Sword of the Saints: Sinner Chapter Sixteen

“Over the hilltop of roofs, over the canopy of coral clay,” the Lady Rina pointed out, “beyond the regular refuse of the city—it’s that dome there yonder, strangely opalescent in the sun but, I can guarantee you, completely opaque from within.”

“I can see the resemblance.”  Arius replied, squinting his eyes in the strange light.  “Not at all distant now.  I assume you know how to navigate this maddening labyrinth of fractured boulevards and side-streets?”

But Gul Ladal was already poised to gently push the lady beside, faced as he was with a forest of half-rusted dagger points once secreted in the dug-out clay repositories of the abysmal country homes of Ivederenghoi.

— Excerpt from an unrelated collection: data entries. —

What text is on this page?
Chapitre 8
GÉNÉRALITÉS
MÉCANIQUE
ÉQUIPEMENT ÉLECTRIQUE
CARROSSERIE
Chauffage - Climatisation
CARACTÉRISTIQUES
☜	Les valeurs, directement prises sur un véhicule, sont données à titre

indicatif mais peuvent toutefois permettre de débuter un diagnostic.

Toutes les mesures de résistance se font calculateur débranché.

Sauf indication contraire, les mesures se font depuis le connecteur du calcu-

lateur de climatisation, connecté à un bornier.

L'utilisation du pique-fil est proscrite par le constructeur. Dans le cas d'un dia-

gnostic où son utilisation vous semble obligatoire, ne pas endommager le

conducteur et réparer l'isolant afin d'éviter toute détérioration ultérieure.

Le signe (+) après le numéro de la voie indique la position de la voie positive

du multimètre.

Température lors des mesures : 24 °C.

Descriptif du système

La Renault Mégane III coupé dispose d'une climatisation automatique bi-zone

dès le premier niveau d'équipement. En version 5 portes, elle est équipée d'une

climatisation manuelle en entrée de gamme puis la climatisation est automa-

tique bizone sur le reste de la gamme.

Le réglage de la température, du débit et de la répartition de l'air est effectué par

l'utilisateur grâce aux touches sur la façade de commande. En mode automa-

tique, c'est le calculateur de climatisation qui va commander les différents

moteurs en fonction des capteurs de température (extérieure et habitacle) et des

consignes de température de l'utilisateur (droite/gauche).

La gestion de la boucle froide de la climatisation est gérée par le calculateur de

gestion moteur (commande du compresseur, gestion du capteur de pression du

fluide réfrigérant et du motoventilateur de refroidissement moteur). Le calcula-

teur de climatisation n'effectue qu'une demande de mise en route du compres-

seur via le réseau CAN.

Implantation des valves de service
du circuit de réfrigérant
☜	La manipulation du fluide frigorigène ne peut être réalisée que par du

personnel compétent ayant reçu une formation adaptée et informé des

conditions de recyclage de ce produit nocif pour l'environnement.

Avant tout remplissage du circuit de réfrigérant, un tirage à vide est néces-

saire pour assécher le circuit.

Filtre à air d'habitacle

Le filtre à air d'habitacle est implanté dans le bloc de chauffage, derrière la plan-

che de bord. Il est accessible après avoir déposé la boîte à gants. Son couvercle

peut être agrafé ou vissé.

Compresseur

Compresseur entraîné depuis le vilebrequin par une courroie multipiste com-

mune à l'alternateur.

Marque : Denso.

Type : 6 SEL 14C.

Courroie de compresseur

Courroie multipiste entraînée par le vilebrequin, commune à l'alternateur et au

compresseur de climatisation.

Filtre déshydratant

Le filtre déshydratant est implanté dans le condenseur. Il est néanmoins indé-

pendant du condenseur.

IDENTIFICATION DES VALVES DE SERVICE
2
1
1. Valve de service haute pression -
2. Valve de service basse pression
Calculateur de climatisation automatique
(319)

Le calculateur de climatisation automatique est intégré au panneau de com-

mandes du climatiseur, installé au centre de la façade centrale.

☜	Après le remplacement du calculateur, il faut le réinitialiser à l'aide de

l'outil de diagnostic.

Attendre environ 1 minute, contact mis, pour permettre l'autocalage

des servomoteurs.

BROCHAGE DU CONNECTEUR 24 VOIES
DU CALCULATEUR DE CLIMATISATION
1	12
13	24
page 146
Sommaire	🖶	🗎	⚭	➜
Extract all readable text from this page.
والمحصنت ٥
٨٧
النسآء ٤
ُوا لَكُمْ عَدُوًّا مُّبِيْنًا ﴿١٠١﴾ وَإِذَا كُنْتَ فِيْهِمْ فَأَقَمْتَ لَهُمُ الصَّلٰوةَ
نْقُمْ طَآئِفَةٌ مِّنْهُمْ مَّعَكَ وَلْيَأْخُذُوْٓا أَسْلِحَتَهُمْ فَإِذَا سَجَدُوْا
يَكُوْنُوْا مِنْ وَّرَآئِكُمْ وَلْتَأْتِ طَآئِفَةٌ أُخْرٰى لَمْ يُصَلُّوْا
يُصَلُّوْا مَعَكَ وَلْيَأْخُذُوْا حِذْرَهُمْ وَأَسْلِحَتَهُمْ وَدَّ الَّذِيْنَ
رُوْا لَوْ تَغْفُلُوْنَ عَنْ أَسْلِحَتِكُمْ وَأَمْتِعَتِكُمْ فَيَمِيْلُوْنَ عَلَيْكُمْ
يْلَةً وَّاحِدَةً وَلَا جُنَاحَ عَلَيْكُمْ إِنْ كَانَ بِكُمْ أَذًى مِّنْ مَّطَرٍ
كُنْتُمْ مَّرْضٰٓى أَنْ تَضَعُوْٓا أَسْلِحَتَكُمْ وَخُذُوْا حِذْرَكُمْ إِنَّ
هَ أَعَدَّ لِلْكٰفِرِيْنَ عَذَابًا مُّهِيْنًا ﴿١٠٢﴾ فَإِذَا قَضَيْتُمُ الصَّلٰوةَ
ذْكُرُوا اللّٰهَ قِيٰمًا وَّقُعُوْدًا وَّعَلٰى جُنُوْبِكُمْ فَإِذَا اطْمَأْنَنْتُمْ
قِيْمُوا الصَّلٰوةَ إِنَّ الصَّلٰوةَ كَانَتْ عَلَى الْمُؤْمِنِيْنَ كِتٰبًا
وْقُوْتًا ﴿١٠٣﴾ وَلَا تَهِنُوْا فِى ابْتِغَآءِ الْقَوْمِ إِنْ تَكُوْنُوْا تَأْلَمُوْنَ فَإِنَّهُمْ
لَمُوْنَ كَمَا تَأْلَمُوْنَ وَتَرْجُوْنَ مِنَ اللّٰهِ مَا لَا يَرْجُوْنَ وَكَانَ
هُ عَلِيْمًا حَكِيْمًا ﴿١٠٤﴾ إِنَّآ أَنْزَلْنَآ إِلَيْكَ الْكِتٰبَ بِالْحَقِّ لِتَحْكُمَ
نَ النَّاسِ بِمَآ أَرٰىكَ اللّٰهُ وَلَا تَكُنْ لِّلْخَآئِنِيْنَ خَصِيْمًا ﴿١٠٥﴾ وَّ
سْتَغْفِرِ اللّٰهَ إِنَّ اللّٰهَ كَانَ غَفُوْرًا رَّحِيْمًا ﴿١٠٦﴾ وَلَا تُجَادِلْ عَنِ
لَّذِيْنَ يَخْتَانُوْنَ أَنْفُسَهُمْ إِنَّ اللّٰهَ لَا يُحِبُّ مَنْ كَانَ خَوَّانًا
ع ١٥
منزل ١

In the unseemly familiar pidgin of the degenerates the bodyguard laid out his challenge, imprecations before five chthonic gods and a demand to lay down their weapons and surrender themselves before an expedient execution.  Nevertheless, in their throng undaunted they wailed bloody ululations that mocked the mother tongue of Braxosian, of which precious little could be translated, save for the vagaries of unmentionable expletives intended for the traveling dame, who, guarded against the vileness of the commons stood fully erect and stunned, serpentine eyes widely dilated while she drew vigorously shallow breaths.

Little could be determined of their features, clad in crudely-stitched rags that obscured all the obscenity of their firmament curse save for the desiccated blisters on their exposed digits, in truth more hospital patients than even would-be assassins.

Grinning, a lunatic having been denied his vocation far too long, Arius drew the singing blade from its scabbard, which seemed to gleam and sparkle in the approaching storm to blinding effect.  Guarding their filthy visage against the impossible luster they inadvertently gave ground on a heavy heel, until finding themselves literally up against the wall; a pair charged forwards, their implements held in a pinch-grip at arm’s length; they’d killed before, intending the heart-stroke which precipitates death in mere seconds, but in their panic they proved as careless as witless, prey of the otherworldly glow.  With peerless speed and a master’s concision, the ancient fuller drove head-first through the upper-lip and first-row of teeth of its first victim, coming to rest only after having severed the tip of the tongue far past the uvula.  It was just a flick of the wrist to cleave the wandering eyes with the otherwise undamaged skull from the sputtering bloodspray and staggering mandible of the still strutting body shortly to collapse with a “puff” in the dust.  His companion, cocksure of a clean kill, slid below and under, driving his dirk up and towards the ribs, only to be halted in the paladin’s indomitable grip which snatched the hand from the blade of his assailant before tumbling the attacker earthward, dislocating his elbow with the end of his pommel before he trammeled his assailant’s skull under the splattering weight of his boot heel, gory with his bodily excess.

Content at first to lean upon his magnificently proportioned polearm, Gul Ladal could no longer stand idle and allow the day’s glory consumed by a single man alone and heaved forward with the impossible impetus of charging horses, armored head-to-toe.  With a single swipe he severed a pair of assassins of their hairless heads forevermore, and with a succeeding spray of carmine he cleaved diagonally through the midsection of a third, his bones no more a bulwark than paper before the refined edge.

Howling disparate old country paean, the bellicose pair weaved through what remained of them to the familiar gurgling of moribund blood which ran like rivers before the inviolate arch announcing the temple district in ancient and unabated Braxosian until the assassins’ futile essay did finally make end of itself.